The great revival, which about a hundred years ago visited so extensively the American Churches, is so much implicated with the ecclesiastical history of our own denomination, that the latter can not be understood without some knowledge of the former. The controversies connected with the revival are identical with the disputes which resulted in the schism which divided the Presbyterian Church in 1741. Before entering, therefore, upon the history of that event, it will be necessary to present the reader with a general survey of that great religious excitement, which arrayed in conflict­ing parties the friends of religion in every part of the country. This division of sentiment could hardly have occurred, had the re­vival been one of unmingled purity. Such a revival, however, the church has never seen. Every luminous body is sure to cause shadows in every direction and of every form. Where the Son of man sows wheat, the evil one is sure to sow tares. It must be so. For it needs be that offences come, though woe to those by whom they come.

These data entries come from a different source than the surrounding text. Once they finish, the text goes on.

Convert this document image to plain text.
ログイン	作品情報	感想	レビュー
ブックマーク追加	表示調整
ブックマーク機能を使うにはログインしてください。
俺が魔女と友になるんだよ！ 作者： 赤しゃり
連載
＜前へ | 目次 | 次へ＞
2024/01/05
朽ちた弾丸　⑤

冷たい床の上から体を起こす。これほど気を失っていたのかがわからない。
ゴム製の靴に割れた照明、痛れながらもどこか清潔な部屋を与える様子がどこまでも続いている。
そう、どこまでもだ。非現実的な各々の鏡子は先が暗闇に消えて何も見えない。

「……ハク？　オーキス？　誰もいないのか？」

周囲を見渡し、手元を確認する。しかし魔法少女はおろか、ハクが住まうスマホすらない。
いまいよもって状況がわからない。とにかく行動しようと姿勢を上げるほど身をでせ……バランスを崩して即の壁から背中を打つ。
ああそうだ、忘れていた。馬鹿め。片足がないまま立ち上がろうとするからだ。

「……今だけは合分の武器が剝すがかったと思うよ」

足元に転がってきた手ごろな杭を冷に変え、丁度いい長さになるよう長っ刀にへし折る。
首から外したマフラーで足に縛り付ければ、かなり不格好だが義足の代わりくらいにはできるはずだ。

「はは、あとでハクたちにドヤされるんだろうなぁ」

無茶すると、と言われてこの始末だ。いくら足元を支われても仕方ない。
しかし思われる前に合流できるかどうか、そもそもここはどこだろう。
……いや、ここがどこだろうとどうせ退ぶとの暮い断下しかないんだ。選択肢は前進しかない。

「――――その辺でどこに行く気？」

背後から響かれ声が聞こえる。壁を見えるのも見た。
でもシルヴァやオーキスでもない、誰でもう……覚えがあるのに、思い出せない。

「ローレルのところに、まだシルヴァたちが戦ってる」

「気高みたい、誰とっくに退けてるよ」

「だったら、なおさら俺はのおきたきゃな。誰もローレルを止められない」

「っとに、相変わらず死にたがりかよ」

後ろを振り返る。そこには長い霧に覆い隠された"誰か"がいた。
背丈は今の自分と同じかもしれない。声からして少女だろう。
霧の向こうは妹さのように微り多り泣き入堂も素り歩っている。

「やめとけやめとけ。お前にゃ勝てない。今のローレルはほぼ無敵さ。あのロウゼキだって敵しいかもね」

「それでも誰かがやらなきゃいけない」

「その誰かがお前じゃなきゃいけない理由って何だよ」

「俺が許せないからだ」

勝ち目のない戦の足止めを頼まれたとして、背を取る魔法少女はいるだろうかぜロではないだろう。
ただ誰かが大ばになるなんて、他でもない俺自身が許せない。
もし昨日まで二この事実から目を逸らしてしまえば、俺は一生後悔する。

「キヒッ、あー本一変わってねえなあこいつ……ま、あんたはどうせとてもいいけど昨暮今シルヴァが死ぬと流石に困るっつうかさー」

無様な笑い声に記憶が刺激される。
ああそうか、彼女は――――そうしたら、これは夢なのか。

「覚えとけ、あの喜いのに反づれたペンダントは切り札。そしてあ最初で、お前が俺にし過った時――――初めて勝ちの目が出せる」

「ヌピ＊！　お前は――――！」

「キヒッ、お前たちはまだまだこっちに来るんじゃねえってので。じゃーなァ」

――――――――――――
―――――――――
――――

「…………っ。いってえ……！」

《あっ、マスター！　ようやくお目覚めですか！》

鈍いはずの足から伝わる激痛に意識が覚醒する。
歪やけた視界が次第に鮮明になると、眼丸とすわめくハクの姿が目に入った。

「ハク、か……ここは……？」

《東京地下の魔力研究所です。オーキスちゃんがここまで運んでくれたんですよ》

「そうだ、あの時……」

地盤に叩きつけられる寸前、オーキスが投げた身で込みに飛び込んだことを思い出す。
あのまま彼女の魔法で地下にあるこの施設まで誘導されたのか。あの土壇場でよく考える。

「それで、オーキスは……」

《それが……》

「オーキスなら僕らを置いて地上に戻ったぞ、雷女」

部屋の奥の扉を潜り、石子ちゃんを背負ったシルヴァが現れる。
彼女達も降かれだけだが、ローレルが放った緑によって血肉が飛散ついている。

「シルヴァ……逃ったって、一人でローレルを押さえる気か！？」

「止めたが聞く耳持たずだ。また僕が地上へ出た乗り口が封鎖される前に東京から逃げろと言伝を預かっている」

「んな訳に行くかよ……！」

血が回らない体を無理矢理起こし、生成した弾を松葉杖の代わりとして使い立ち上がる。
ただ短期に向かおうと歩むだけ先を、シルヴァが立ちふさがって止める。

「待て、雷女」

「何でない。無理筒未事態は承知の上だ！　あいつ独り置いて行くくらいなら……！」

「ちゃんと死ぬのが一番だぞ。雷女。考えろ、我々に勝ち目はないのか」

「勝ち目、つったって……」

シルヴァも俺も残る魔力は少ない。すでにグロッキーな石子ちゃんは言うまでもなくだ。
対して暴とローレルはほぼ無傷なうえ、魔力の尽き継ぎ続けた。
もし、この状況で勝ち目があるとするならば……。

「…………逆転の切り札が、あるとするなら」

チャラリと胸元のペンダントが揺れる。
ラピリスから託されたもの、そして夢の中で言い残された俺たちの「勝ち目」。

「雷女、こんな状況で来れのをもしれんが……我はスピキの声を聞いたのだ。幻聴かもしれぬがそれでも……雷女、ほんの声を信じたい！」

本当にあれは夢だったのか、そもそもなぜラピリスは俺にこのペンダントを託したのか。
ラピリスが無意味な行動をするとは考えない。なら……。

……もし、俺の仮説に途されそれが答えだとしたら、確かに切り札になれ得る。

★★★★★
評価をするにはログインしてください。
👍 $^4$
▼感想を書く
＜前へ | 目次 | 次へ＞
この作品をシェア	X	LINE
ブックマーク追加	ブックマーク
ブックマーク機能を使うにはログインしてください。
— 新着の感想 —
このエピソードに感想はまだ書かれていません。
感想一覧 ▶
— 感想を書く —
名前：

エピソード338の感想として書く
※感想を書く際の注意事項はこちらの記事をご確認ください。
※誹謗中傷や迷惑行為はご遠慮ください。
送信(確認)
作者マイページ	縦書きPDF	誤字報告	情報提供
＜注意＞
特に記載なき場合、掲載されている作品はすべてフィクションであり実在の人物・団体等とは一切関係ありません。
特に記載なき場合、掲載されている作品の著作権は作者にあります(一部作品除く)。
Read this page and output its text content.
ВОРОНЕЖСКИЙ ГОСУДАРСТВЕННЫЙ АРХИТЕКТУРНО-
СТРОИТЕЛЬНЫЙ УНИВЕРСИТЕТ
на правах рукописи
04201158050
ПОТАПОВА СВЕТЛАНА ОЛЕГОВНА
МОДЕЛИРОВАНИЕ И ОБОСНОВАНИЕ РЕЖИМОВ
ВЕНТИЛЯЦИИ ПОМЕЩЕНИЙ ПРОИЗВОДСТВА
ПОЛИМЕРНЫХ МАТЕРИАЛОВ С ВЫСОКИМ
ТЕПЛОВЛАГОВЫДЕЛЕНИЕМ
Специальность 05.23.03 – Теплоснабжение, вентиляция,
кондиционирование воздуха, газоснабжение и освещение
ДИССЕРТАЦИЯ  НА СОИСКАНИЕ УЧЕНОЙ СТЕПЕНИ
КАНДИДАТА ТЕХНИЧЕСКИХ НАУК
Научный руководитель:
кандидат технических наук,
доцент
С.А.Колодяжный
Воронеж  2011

The men who, either from their character or circumstances, are led to take the most prominent part, during such seasons of excite­ment, are themselves often carried to extremes, or are so connected with the extravagant, that they are sometimes the last to perceive and the slowest to oppose the evils which so frequently mar the work of God, and burn over the fields which he had just watered with his grace. Opposition to these evils commonly comes from a different quarter; from wise and good men who have been kept out of the focus of the excitement. And it is well that there are such opposers, else the church would soon be over‑run with fanaticism.

The term ‘revival’ is commonly used in a very comprehensive sense. It includes all the phenomena attending a general religious excitement; as well those which spring from God, as those which owe their origin to the infirmities of men. Hence those who favour the work, for what there is divine in it, are often injuriously regarded as the patrons of its concomitant irregularities, and those who op­pose what is unreasonable about it, are as improperly denounced as the enemies of religion. It is, therefore, only one expression of that fanaticism which haunts the spirit of revivals, to make such a work a touchstone of character; to regard all as good who favour it, and all as bad who oppose it. That this should be done during the continuance of the excitement, is an evil to be expected and pardoned ;but to commit the same error in the historical review of such a period, would admit of no excuse. Hard as it was then either to see or to believe, we can now easily perceive and readily credit that some of the best and some of the worst men in the church, were to be found on either side, in the controversy respect­ing the great revival of the last century. The mere geographical position of a man, in many cases, determinede the part he took is that contrroversy. A sober and sincere Christian, within the sphere of Davenport’s operations, might well be an opposer, who, had he lived in the neighbourhood of Edwards, might have approved and promoted the revival. Yet Edwards and Davenport were then regarded as leaders in the same great work.